How does the electric field change as two point charges move towards their closest approach? Is the field effect that causes immutability self-driven by a point charge, or is it a combined effect of the electromagnetic fields of two adjacent point charges? My intuition tells me it is self-driven, but math that maps to QM/QFT/QED/QCD will presumably reveal the truth.

This raises the question of the electromagnetic field strength as a function of distance as two point charges approach. Let’s start with two point charges approaching on the same straight line. Visualize the chart for the following four situations and look for symmetries and/or asymmetries.

- electrino : electrino
- electrino : positrino
- positrino : electrino
- positrino : positrino

Opposites will fully cancel electric fields at the midpoint, where the field direction will flip and the magnitude will increase on either side.

I will use the super awesome and easy educational PHET simulations hosted by the University of Colorado Boulder. In the snapshots the arrow indicates the vector direction of the electric field and the brightness is the intensity. Voltage is shown in red or blue shading and several lines of equipotential are shown in green.

It is evident that each of these dipoles implements C-symmetry. The positrino : electrino is C-symmetric with the electrino : positrino. Likewise the electrino : electrino is C-symmetric with the positrino : positrino.

It is also clear to see that for each of our C-symmetric cases, the electric field is P-symmetric in three dimensions.

We’ve shown that each of the possible point charge dipoles are C-symmetric and P-symmetric. What about T-symmetry? This has always struck me as such an odd question because absolute time moves forward only at a constant pace, by definition, since it is an abstract concept. Of course absolute time can’t run backwards.

To understand T-symmetry we must first understand how time is implemented by nature. Nature implements time via the frequency of the rotating dipole flywheels in an energy core(s) of a standard matter particle. What would it mean to reverse time given how nature implements time? It seems logical to interpret this as changing the direction of dipole rotation.

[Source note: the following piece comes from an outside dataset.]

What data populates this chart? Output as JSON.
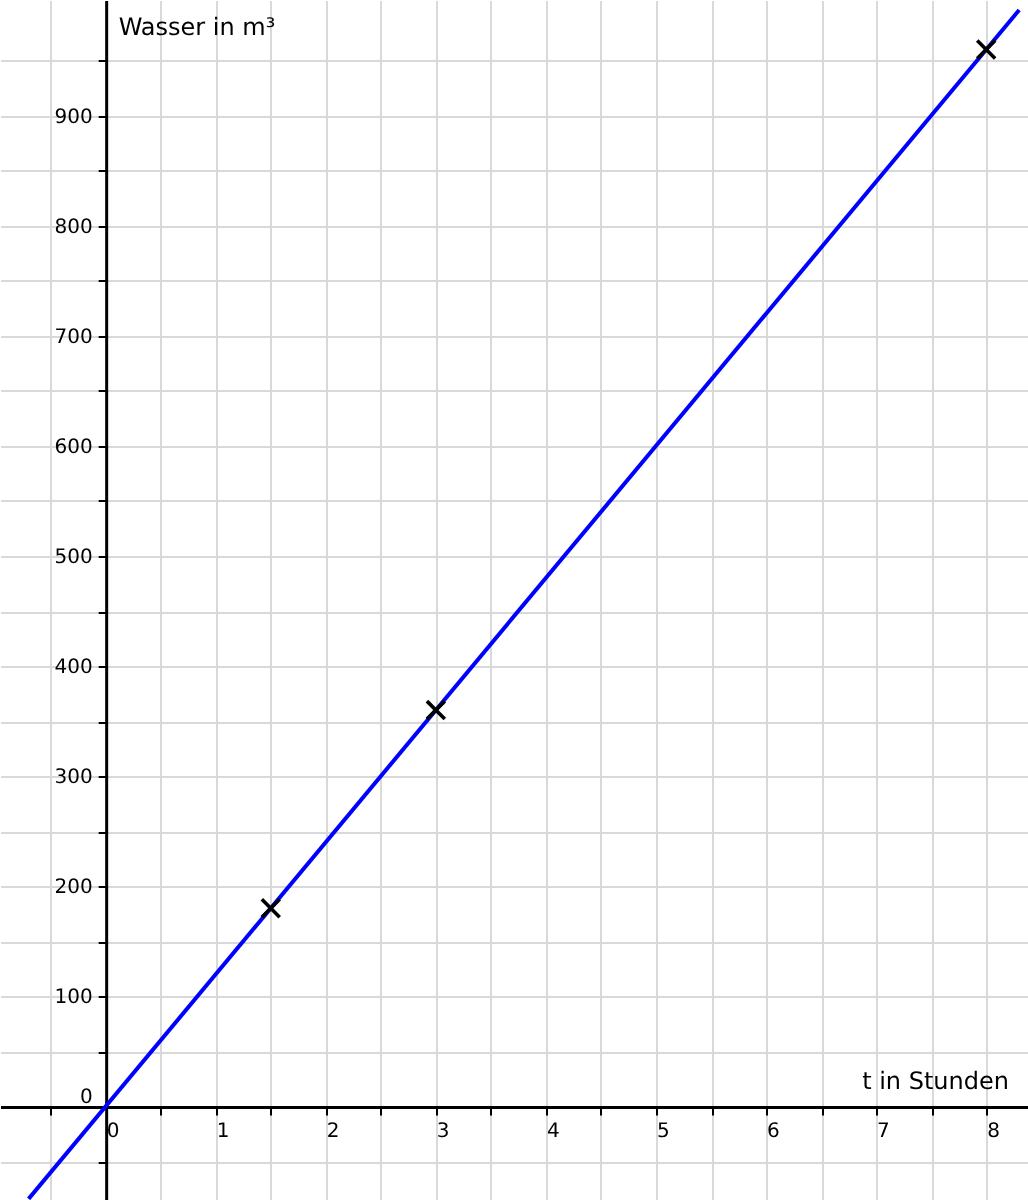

I am not exactly sure what to make of these deductions. It seems to me this would tie in perfectly to the field of particle physics. I am already on record as saying that I do not believe C, P, or T symmetries can be violated and that any experimental observations suggesting they are violated must be missing lower energy reaction products that are below the threshold of observability. This seems to be to be emminently reasonable given what has been shown in this post.